Stellungnahme zum Artikel „Was dem Krebs hilft“

Veröffentlicht am 10.02.2016

Stellungnahme zum Artikel der SZ vom 16.10.2015

Herr Bartens schreibt in der Süddeutschen Zeitung am 16.10.2015 unter der Rubrik „Wissen“, dass niedrig dosierte Nahrungsergänzungsmittel und „Pülverchen aus der Apotheke“ die Metastasierung von Tumoren befeuern, wobei er allerdings schon selbst einschränkt, dass die von ihm zitierten Erkenntnisse aus Tierversuchen stammen, welche sich oft nicht auf den Menschen übertragen lassen.
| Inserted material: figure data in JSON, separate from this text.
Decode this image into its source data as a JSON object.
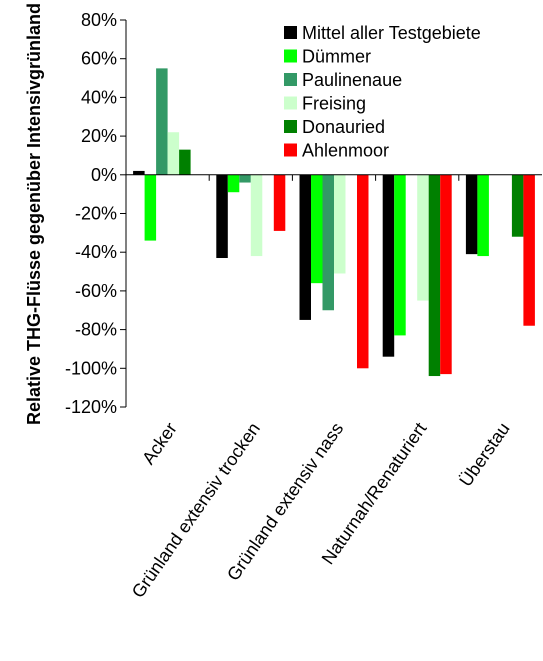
{
  "chart_data": {
    "type": "bar",
    "title": "",
    "xlabel": "",
    "ylabel": "Relative THG-Flüsse gegenüber Intensivgrünland",
    "categories": [
      "Acker",
      "Grünland extensiv trocken",
      "Grünland extensiv nass",
      "Naturnah/Renaturiert",
      "Überstau"
    ],
    "ylim": [
      -120,
      80
    ],
    "yticks": [
      80,
      60,
      40,
      20,
      0,
      -20,
      -40,
      -60,
      -80,
      -100,
      -120
    ],
    "ytick_labels": [
      "80%",
      "60%",
      "40%",
      "20%",
      "0%",
      "-20%",
      "-40%",
      "-60%",
      "-80%",
      "-100%",
      "-120%"
    ],
    "grid": false,
    "legend_position": "top-right",
    "series": [
      {
        "name": "Mittel aller Testgebiete",
        "color": "#000000",
        "values": [
          2,
          -43,
          -75,
          -94,
          -41
        ]
      },
      {
        "name": "Dümmer",
        "color": "#00ff00",
        "values": [
          -34,
          -9,
          -56,
          -83,
          -42
        ]
      },
      {
        "name": "Paulinenaue",
        "color": "#339966",
        "values": [
          55,
          -4,
          -70,
          null,
          null
        ]
      },
      {
        "name": "Freising",
        "color": "#ccffcc",
        "values": [
          22,
          -42,
          -51,
          -65,
          null
        ]
      },
      {
        "name": "Donauried",
        "color": "#008000",
        "values": [
          13,
          null,
          null,
          -104,
          -32
        ]
      },
      {
        "name": "Ahlenmoor",
        "color": "#ff0000",
        "values": [
          null,
          -29,
          -100,
          -103,
          -78
        ]
      }
    ]
  }
}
Der Autor hat für seinen Artikel leider weder ausreichend recherchiert noch hat er sich bei Kennern der komplementären Onkologie mit Mikronährstoffen informiert. Er erwähnt zudem nicht, welche der vielen verschiedenen Antioxidantien in welcher Dosierung für seine negative Aussagen verantwortlich sind. Die von ihm erwähnten niedrig dosierten Nahrungsergänzungsmittel und „Pülverchen aus der Apotheke“ sind jedenfalls vor allem als Ergänzung zur Basisversorgung mit Nährstoffen gedacht und werden nicht für die Krebstherapie verwendet. Seine Argumentation ist deshalb schon im Ansatz nicht korrekt.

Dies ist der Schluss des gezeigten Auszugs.